Of course, this is a rare occurrence in our planet's history. The probability of an asteroid impact of this scale is estimated at once every 100 Ma. Impact craters created on Earth before 600 Ma are long-erased from years of erosion, volcanic activity, and other geological processes. Hence, the researchers needed to look to the moon where erosion is practically non-existent to study that period in the history of the Earth-moon system.
The team investigated the age distribution of 59 large craters with diameters larger than roughly 12.4 miles (20 kilometers) — focusing on the density of 0.06-to-0.6-mile-(0.1-to-1-kilometer)-diameter craters within the ejecta of all 59 craters.
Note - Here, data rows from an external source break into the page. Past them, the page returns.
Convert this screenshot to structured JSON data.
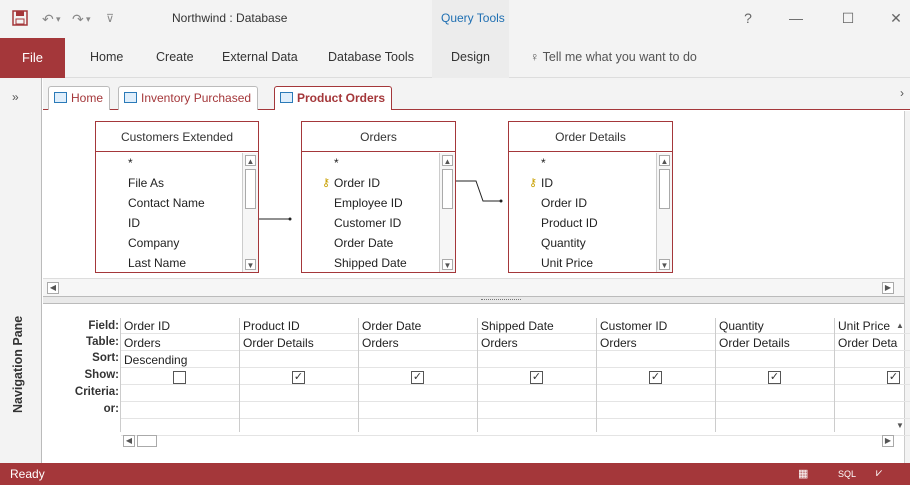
{
  "app": {
    "title": "Northwind : Database",
    "context_tab": "Query Tools"
  },
  "qat": {
    "save_icon": "save-icon",
    "undo_icon": "undo-icon",
    "redo_icon": "redo-icon",
    "customize_icon": "customize-qat-icon"
  },
  "window_controls": {
    "help": "?",
    "minimize": "—",
    "maximize": "☐",
    "close": "✕"
  },
  "ribbon": {
    "tabs": [
      "File",
      "Home",
      "Create",
      "External Data",
      "Database Tools",
      "Design"
    ],
    "tell_me": "Tell me what you want to do"
  },
  "nav_pane": {
    "label": "Navigation Pane",
    "collapse": "»"
  },
  "doc_tabs": [
    {
      "label": "Home"
    },
    {
      "label": "Inventory Purchased"
    },
    {
      "label": "Product Orders"
    }
  ],
  "tables": [
    {
      "name": "Customers Extended",
      "fields": [
        "*",
        "File As",
        "Contact Name",
        "ID",
        "Company",
        "Last Name"
      ]
    },
    {
      "name": "Orders",
      "fields": [
        "*",
        "Order ID",
        "Employee ID",
        "Customer ID",
        "Order Date",
        "Shipped Date"
      ]
    },
    {
      "name": "Order Details",
      "fields": [
        "*",
        "ID",
        "Order ID",
        "Product ID",
        "Quantity",
        "Unit Price"
      ]
    }
  ],
  "grid": {
    "row_labels": [
      "Field:",
      "Table:",
      "Sort:",
      "Show:",
      "Criteria:",
      "or:"
    ],
    "columns": [
      {
        "field": "Order ID",
        "table": "Orders",
        "sort": "Descending",
        "show": false
      },
      {
        "field": "Product ID",
        "table": "Order Details",
        "sort": "",
        "show": true
      },
      {
        "field": "Order Date",
        "table": "Orders",
        "sort": "",
        "show": true
      },
      {
        "field": "Shipped Date",
        "table": "Orders",
        "sort": "",
        "show": true
      },
      {
        "field": "Customer ID",
        "table": "Orders",
        "sort": "",
        "show": true
      },
      {
        "field": "Quantity",
        "table": "Order Details",
        "sort": "",
        "show": true
      },
      {
        "field": "Unit Price",
        "table": "Order Deta",
        "sort": "",
        "show": true
      }
    ]
  },
  "status": {
    "text": "Ready",
    "sql_label": "SQL"
  },
  "colors": {
    "accent": "#a4373a",
    "context_tab": "#1f6fb2"
  }
}
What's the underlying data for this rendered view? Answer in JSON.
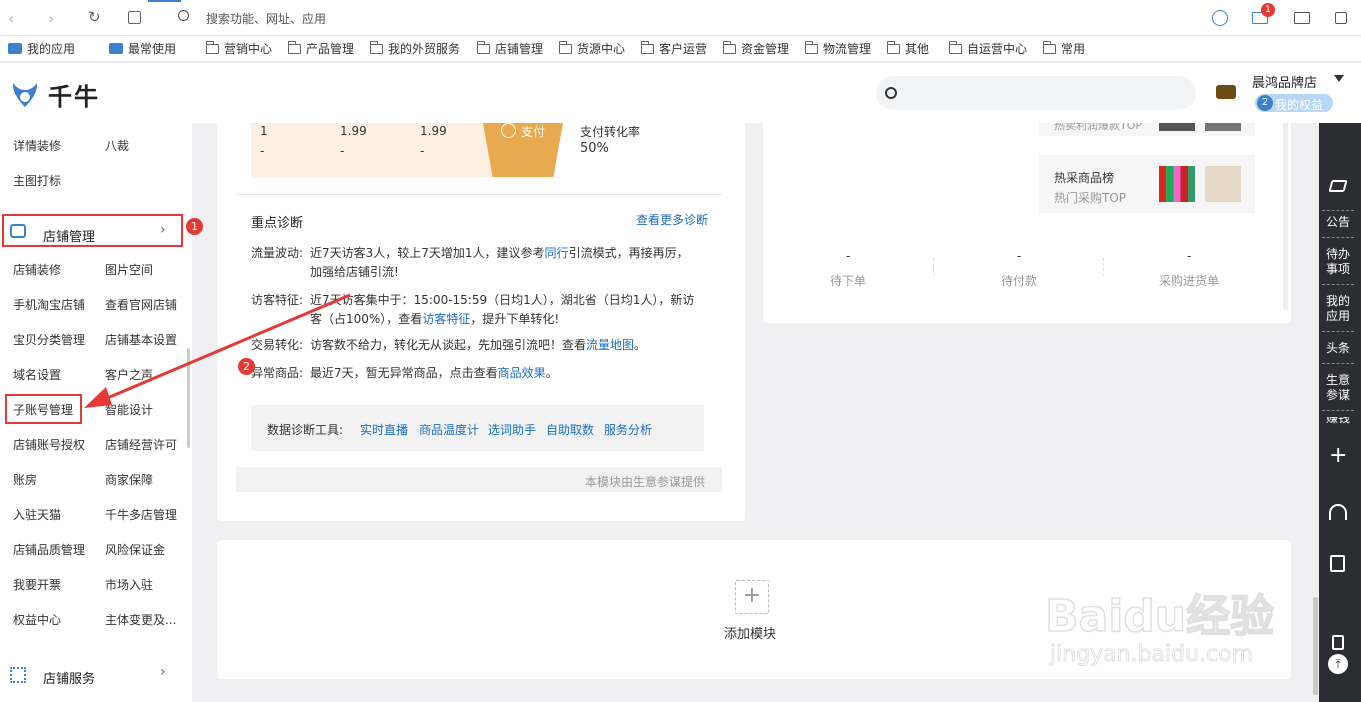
{
  "browser": {
    "search_placeholder": "搜索功能、网址、应用",
    "mail_badge": "1"
  },
  "bookmarks": [
    "我的应用",
    "最常使用",
    "营销中心",
    "产品管理",
    "我的外贸服务",
    "店铺管理",
    "货源中心",
    "客户运营",
    "资金管理",
    "物流管理",
    "其他",
    "自运营中心",
    "常用"
  ],
  "header": {
    "logo_text": "千牛",
    "shop_name": "晨鸿品牌店",
    "rights_badge": "2",
    "rights_label": "我的权益"
  },
  "sidebar": {
    "top_rows": [
      [
        "详情装修",
        "八裁"
      ],
      [
        "主图打标",
        ""
      ]
    ],
    "section_title": "店铺管理",
    "items": [
      [
        "店铺装修",
        "图片空间"
      ],
      [
        "手机淘宝店铺",
        "查看官网店铺"
      ],
      [
        "宝贝分类管理",
        "店铺基本设置"
      ],
      [
        "域名设置",
        "客户之声"
      ],
      [
        "子账号管理",
        "智能设计"
      ],
      [
        "店铺账号授权",
        "店铺经营许可"
      ],
      [
        "账房",
        "商家保障"
      ],
      [
        "入驻天猫",
        "千牛多店管理"
      ],
      [
        "店铺品质管理",
        "风险保证金"
      ],
      [
        "我要开票",
        "市场入驻"
      ],
      [
        "权益中心",
        "主体变更及..."
      ]
    ],
    "bottom_title": "店铺服务"
  },
  "funnel": {
    "row1": [
      "1",
      "1.99",
      "1.99"
    ],
    "row2": [
      "-",
      "-",
      "-"
    ],
    "pay_label": "支付",
    "rate_label": "支付转化率",
    "rate_value": "50%"
  },
  "diagnosis": {
    "title": "重点诊断",
    "more_link": "查看更多诊断",
    "traffic_label": "流量波动:",
    "traffic_text1": "近7天访客3人，较上7天增加1人，建议参考",
    "traffic_link": "同行",
    "traffic_text2": "引流模式，再接再厉，",
    "traffic_text3": "加强给店铺引流!",
    "visitor_label": "访客特征:",
    "visitor_text1": "近7天访客集中于：15:00-15:59（日均1人），湖北省（日均1人），新访",
    "visitor_text2": "客（占100%），查看",
    "visitor_link": "访客特征",
    "visitor_text3": "，提升下单转化!",
    "trade_label": "交易转化:",
    "trade_text": "访客数不给力，转化无从谈起，先加强引流吧！查看",
    "trade_link": "流量地图",
    "trade_end": "。",
    "abnormal_label": "异常商品:",
    "abnormal_text": "最近7天，暂无异常商品，点击查看",
    "abnormal_link": "商品效果",
    "abnormal_end": "。",
    "tools_label": "数据诊断工具:",
    "tools": [
      "实时直播",
      "商品温度计",
      "选词助手",
      "自助取数",
      "服务分析"
    ],
    "footer": "本模块由生意参谋提供"
  },
  "right_panel": {
    "top_cut": "热卖利润爆款TOP",
    "hot_title": "热采商品榜",
    "hot_sub": "热门采购TOP",
    "stats": [
      [
        "-",
        "待下单"
      ],
      [
        "-",
        "待付款"
      ],
      [
        "-",
        "采购进货单"
      ]
    ]
  },
  "add_module": {
    "label": "添加模块"
  },
  "rightbar": {
    "items": [
      "公告",
      "待办事项",
      "我的应用",
      "头条",
      "生意参谋",
      "赚钱"
    ]
  },
  "annotations": {
    "one": "1",
    "two": "2"
  },
  "watermark": {
    "main": "Baidu经验",
    "sub": "jingyan.baidu.com"
  },
  "colors": {
    "accent": "#1a6fc2",
    "annotation": "#e53935",
    "pay": "#e9a94e"
  }
}
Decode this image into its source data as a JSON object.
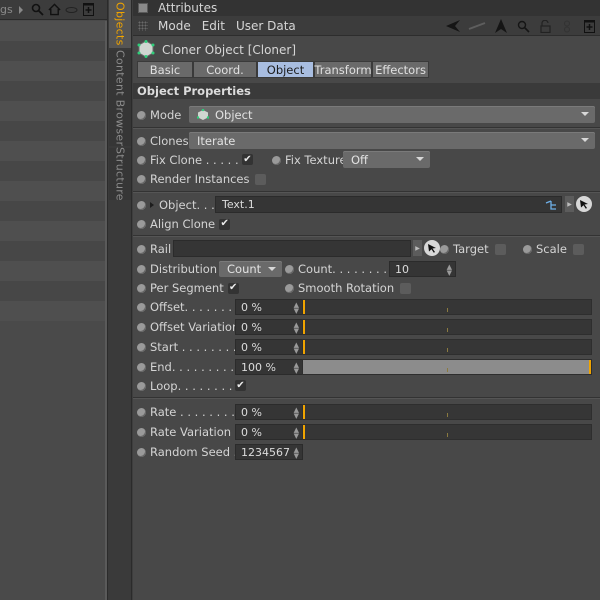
{
  "left_panel": {
    "toolbar_label": "gs",
    "icons": [
      "search-icon",
      "home-icon",
      "ellipse-icon",
      "new-panel-icon"
    ],
    "row_count": 15
  },
  "vertical_tabs": [
    {
      "label": "Objects",
      "active": true
    },
    {
      "label": "Content Browser",
      "active": false
    },
    {
      "label": "Structure",
      "active": false
    }
  ],
  "attributes": {
    "title": "Attributes",
    "menu": [
      "Mode",
      "Edit",
      "User Data"
    ],
    "tool_icons": [
      "back-arrow-icon",
      "forward-arrow-icon",
      "up-arrow-icon",
      "search-icon",
      "lock-icon",
      "link-icon",
      "new-panel-icon"
    ],
    "object_title": "Cloner Object [Cloner]",
    "tabs": [
      {
        "label": "Basic",
        "active": false
      },
      {
        "label": "Coord.",
        "active": false
      },
      {
        "label": "Object",
        "active": true
      },
      {
        "label": "Transform",
        "active": false
      },
      {
        "label": "Effectors",
        "active": false
      }
    ],
    "section": "Object Properties",
    "mode": {
      "label": "Mode",
      "value": "Object"
    },
    "clones": {
      "label": "Clones",
      "value": "Iterate"
    },
    "fix_clone": {
      "label": "Fix Clone . . . . . .",
      "checked": true
    },
    "fix_texture": {
      "label": "Fix Texture",
      "value": "Off"
    },
    "render_instances": {
      "label": "Render Instances",
      "checked": false
    },
    "object": {
      "label": "Object. . .",
      "value": "Text.1"
    },
    "align_clone": {
      "label": "Align Clone",
      "checked": true
    },
    "rail": {
      "label": "Rail",
      "value": ""
    },
    "target": {
      "label": "Target",
      "checked": false
    },
    "scale": {
      "label": "Scale",
      "checked": false
    },
    "distribution": {
      "label": "Distribution",
      "value": "Count"
    },
    "count": {
      "label": "Count. . . . . . . . . .",
      "value": "10"
    },
    "per_segment": {
      "label": "Per Segment",
      "checked": true
    },
    "smooth_rotation": {
      "label": "Smooth Rotation",
      "checked": false
    },
    "sliders": [
      {
        "label": "Offset. . . . . . . .",
        "value": "0 %",
        "fraction": 0.0
      },
      {
        "label": "Offset Variation",
        "value": "0 %",
        "fraction": 0.0
      },
      {
        "label": "Start . . . . . . . . .",
        "value": "0 %",
        "fraction": 0.0
      },
      {
        "label": "End. . . . . . . . . .",
        "value": "100 %",
        "fraction": 1.0
      }
    ],
    "loop": {
      "label": "Loop. . . . . . . . .",
      "checked": true
    },
    "rate_sliders": [
      {
        "label": "Rate . . . . . . . . .",
        "value": "0 %",
        "fraction": 0.0
      },
      {
        "label": "Rate Variation",
        "value": "0 %",
        "fraction": 0.0
      }
    ],
    "random_seed": {
      "label": "Random Seed .",
      "value": "1234567"
    },
    "check_glyph": "✔",
    "accent_color": "#f0a400",
    "active_tab_color": "#a8bde0"
  }
}
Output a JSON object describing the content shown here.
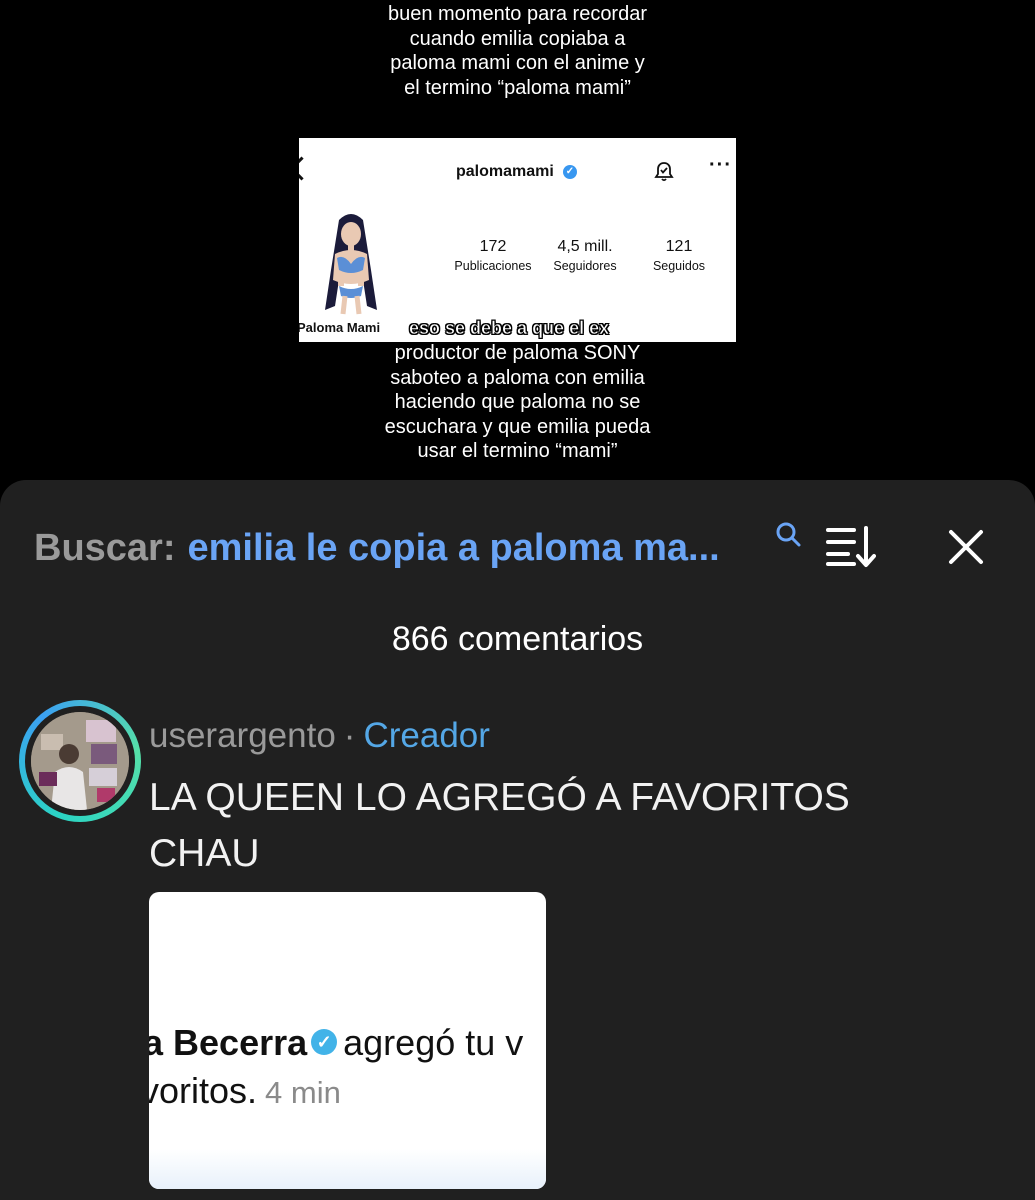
{
  "video": {
    "caption_top": [
      "buen momento para recordar",
      "cuando emilia copiaba a",
      "paloma mami con el anime y",
      "el termino “paloma mami”"
    ],
    "caption_bottom": [
      "productor de paloma SONY",
      "saboteo a paloma con emilia",
      "haciendo que paloma no se",
      "escuchara y que emilia pueda",
      "usar el termino “mami”"
    ],
    "overlay_text": "eso se debe a que el ex",
    "profile": {
      "username": "palomamami",
      "display_name": "Paloma Mami",
      "stats": [
        {
          "value": "172",
          "label": "Publicaciones"
        },
        {
          "value": "4,5 mill.",
          "label": "Seguidores"
        },
        {
          "value": "121",
          "label": "Seguidos"
        }
      ]
    }
  },
  "comments_sheet": {
    "search_prefix": "Buscar:",
    "search_query": "emilia le copia a paloma ma...",
    "count_label": "866 comentarios",
    "comment": {
      "username": "userargento",
      "separator": "·",
      "role": "Creador",
      "text": "LA QUEEN LO AGREGÓ A FAVORITOS CHAU",
      "attachment": {
        "name": "a Becerra",
        "action": "agregó tu v",
        "line2": "voritos.",
        "time": "4 min"
      }
    }
  },
  "colors": {
    "sheet_bg": "#202020",
    "query_blue": "#6aa4f5",
    "creator_blue": "#54a7e6",
    "muted_gray": "#9a9a9a"
  }
}
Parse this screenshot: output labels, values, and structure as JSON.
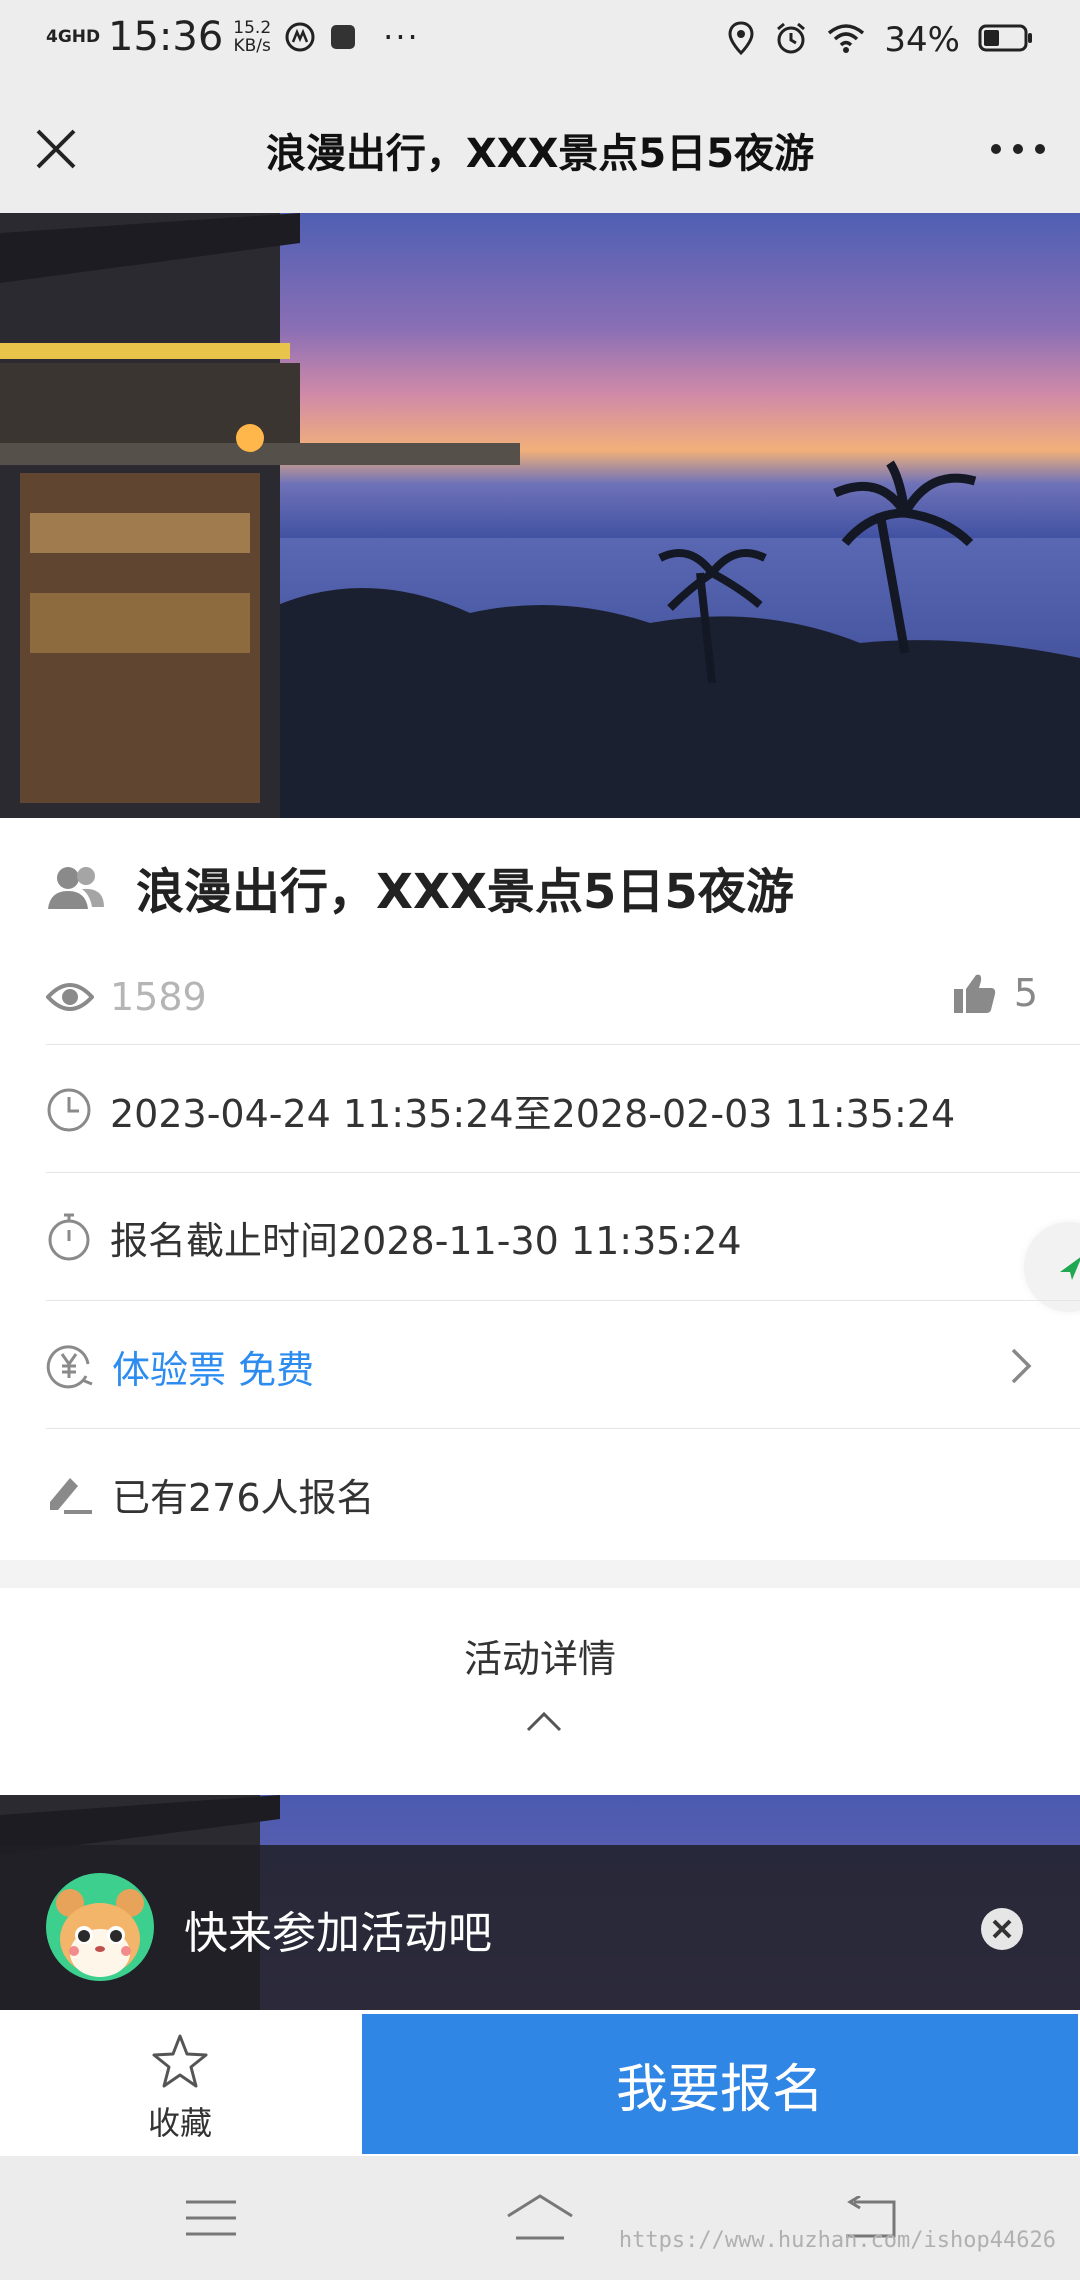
{
  "status_bar": {
    "network": "4GHD",
    "time": "15:36",
    "speed_value": "15.2",
    "speed_unit": "KB/s",
    "overflow": "···",
    "battery": "34%"
  },
  "title_bar": {
    "title": "浪漫出行，XXX景点5日5夜游"
  },
  "event": {
    "title": "浪漫出行，XXX景点5日5夜游",
    "views": "1589",
    "likes": "5",
    "time_range": "2023-04-24 11:35:24至2028-02-03 11:35:24",
    "deadline": "报名截止时间2028-11-30 11:35:24",
    "ticket_label": "体验票 免费",
    "signup_count": "已有276人报名"
  },
  "details": {
    "heading": "活动详情"
  },
  "toast": {
    "message": "快来参加活动吧"
  },
  "bottom_bar": {
    "favorite_label": "收藏",
    "signup_label": "我要报名"
  },
  "watermark": "https://www.huzhan.com/ishop44626",
  "colors": {
    "accent": "#2f86e4",
    "link": "#2d8cf0",
    "icon_grey": "#8a8a8a"
  }
}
For example, the Copernicus crater — roughly 57.7 miles (93 kilometers) in diameter — along with its surrounding craters were investigated. The density of 860 craters — each with a diameter of 0.06 to 0.6 miles (0.1 to 1 kilometer) — was examined to calculate the age of the Copernicus crater.
The researchers found 8 to 59 craters showed signs of forming at the same time — a record-setting discovery.
Earth, moon impact 30 to 60 times that of Chicxulub impact
Since crater scalding laws and the probabilities of collision with the Earth and moon, at least 8 to 11 × 10^16 pounds (4 to 5 × 10^16 kilograms) of meteoroids roughly 30 to 60 times more than the infamous Chicxulub impact must have slammed into our planet just before the Cryogenian (720 to 635 Ma) — known as a time of significant biological and environmental changes.
"Our research results have provided a novel perspective on earth science and planetary science," said the study's lead author Professor Terada, according to an early release. "They will yield a wide range of positive effects in various research fields."
It's difficult to investigate ancient asteroid impacts because of the Earth's natural erosion and volcanic activity. This is why to learn more about bad days long forgotten by the organisms and geological surface of the Earth, spacecraft like the lunar-orbiting Kaguya from JAXA are the best-known way to fill in the historical gaps — by taking a look at our satellite, the moon.